Die FDP im Kreis hatte sich im vergangenen Oktober am Kuhbett ein Bild von der Situation gemacht. „Bei unserem Besuch waren viele Einwohner von Schwickershausen, Dombach und Hasselbach anwesend, die zu Recht massive Einschränkungen ihrer Lebensqualität befürchten. Diese Bedenken einfach so wegzuwischen und mit der Mehrheit in den Gremien zu begründen, erscheint doch sehr bürgerfern“, so die Kreisvorsitzende der Liberalen. Da müsse man sich nicht wundern, wenn die Leute nachher ihr ehrenamtliches Engagement in Frage stellten.

Teure Verschandelung der Landschaft, ohne Beitrag zu sicherer Energieversorgung

Mehr als 30 Windräder sind derzeit im Kreis Limburg-Weilburg in Planung. Das bedeutet eine Verdopplung der derzeitigen Anzahl. Die Eingriffe in Natur und Landschaft gerade bei den Windrädern im Wald sind massiv und nicht mehr rückgängig zu machen. „Die Abstimmung in Merenberg hat gezeigt, dass die Menschen diese Verschandelung der Landschaft, die Unmengen Geld kostet und nichts zur sicheren Energieversorgung beiträgt, nicht mehr wollen“ so der stellvertretende Kreisvorsitzende Tobias Kress. Die Politiker in Bund, Land und Kommunen müssten endlich begreifen, dass sie die Natur nicht retten könnten, indem sie Hektarweise Wald für Windräder roden und dann Betonfundamente in den Waldboden einlassen.

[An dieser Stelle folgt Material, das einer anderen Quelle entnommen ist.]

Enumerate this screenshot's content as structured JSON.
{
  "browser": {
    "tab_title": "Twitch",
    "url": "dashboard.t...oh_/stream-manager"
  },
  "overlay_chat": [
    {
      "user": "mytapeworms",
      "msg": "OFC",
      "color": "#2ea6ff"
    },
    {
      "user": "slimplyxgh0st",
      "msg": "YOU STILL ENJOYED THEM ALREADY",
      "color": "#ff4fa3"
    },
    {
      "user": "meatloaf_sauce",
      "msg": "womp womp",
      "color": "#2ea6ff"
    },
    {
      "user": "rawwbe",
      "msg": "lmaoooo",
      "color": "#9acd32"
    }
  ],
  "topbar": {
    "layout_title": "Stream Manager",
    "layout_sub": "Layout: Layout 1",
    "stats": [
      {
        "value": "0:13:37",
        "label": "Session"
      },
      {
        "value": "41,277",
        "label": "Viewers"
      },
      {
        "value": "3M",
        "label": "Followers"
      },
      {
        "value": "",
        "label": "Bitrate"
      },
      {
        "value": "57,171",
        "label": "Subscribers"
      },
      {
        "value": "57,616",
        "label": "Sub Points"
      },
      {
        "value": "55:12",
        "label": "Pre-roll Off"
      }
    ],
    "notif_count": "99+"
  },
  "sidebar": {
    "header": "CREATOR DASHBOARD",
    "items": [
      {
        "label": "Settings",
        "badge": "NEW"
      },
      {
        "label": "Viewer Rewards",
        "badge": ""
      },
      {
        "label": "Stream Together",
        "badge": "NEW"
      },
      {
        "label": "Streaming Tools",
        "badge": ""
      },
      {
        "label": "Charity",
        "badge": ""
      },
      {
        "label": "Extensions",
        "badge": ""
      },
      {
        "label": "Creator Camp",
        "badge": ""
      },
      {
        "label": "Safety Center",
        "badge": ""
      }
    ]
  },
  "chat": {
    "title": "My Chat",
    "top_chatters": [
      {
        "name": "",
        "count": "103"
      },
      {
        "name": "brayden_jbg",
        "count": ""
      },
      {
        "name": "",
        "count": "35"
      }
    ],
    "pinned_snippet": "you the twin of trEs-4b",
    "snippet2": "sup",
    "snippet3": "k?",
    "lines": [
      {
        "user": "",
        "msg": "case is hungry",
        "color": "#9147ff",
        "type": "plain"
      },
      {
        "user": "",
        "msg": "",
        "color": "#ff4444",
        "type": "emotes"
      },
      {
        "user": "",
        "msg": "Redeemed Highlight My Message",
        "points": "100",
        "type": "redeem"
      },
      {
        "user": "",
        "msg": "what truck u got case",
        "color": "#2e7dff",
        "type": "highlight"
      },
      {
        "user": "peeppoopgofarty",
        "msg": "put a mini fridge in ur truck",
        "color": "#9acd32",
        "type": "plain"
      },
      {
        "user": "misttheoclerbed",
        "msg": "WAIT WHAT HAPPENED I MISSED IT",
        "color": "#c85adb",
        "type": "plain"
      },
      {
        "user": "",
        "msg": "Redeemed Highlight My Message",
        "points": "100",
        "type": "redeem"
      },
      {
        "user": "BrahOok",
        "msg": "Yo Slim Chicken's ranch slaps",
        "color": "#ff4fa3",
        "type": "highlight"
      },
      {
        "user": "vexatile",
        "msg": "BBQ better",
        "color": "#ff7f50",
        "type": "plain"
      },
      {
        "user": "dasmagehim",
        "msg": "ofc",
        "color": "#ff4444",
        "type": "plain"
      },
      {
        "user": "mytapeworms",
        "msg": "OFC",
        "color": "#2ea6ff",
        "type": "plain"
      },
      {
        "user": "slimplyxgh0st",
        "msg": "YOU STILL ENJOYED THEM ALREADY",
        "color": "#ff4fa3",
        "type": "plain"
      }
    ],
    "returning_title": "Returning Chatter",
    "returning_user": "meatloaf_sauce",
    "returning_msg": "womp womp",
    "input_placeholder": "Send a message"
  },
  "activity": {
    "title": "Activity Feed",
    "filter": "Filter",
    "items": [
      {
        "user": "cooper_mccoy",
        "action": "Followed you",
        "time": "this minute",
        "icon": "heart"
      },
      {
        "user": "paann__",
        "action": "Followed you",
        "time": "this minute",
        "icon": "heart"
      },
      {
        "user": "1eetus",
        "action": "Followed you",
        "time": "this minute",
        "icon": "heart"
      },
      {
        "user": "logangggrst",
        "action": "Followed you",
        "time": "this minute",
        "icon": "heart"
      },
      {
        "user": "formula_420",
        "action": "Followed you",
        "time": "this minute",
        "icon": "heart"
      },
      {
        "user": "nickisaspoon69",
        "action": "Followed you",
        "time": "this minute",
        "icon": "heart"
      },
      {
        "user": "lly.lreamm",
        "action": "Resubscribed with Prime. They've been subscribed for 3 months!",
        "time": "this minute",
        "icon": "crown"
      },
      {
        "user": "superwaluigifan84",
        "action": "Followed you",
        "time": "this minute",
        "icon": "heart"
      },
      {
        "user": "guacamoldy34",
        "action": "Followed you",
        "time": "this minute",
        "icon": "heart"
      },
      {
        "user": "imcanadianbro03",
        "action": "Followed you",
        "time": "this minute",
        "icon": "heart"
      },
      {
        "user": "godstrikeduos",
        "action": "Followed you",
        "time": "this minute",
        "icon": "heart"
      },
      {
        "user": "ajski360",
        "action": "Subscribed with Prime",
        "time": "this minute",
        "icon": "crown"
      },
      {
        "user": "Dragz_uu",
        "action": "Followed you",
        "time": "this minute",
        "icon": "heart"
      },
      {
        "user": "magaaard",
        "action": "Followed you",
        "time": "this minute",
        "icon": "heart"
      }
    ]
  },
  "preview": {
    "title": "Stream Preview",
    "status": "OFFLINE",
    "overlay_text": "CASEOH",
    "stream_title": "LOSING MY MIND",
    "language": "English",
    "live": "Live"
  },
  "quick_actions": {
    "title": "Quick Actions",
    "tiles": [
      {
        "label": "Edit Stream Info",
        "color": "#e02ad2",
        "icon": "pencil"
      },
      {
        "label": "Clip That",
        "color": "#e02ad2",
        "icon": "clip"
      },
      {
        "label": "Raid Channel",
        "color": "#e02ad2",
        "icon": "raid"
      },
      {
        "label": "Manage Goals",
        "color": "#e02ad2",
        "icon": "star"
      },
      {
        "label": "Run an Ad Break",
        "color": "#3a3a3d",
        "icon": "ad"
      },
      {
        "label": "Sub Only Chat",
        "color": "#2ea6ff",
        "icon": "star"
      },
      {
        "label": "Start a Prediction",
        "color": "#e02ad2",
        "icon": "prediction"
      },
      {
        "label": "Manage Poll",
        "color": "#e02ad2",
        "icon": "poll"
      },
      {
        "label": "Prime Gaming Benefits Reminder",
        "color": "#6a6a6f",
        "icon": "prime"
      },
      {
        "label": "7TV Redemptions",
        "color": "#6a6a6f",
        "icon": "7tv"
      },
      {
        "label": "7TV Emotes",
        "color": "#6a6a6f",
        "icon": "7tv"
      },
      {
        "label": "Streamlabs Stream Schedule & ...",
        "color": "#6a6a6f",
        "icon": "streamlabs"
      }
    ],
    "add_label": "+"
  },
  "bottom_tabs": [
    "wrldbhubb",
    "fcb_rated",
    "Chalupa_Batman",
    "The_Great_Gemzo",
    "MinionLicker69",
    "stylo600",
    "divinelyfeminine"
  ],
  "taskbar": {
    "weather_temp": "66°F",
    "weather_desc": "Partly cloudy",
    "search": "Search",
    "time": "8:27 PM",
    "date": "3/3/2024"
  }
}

Was macht Bad Camberg bei Windstille?

Vor allem Aussagen zur angeblichen hundertprozentigen Deckung mit Erneuerbaren Energien stoßen auf Kritik der Freidemokraten. „Was macht Bad Camberg bei Windstille?“ fragt Tobias Kress. „Das Suggerieren man könne mit dem Windstrom vom Kuhbett den eigenen Bedarf decken, ist kein redliches Argument.“ Denn Strom lasse sich nach wie vor nicht speichern und müsse aber jederzeit in ausreichender Menge zur Verfügung stehen. Allein an Weihnachten 2016 hat Deutschland Strom im Wert von 25 Mio. € ans Ausland verschenkt, weil zu viel Windstrom sonst das Netz gesprengt hätte. Die FDP hat daher beschlossen, dass sie den Ausbau der Windkraft so lange stoppen will, bis klar ist, wie der Strom aus Wind uns Sonne überhaupt sinnvoll genutzt werden kann. Dazu gebe es bisher keine vernünftigen Ansätze.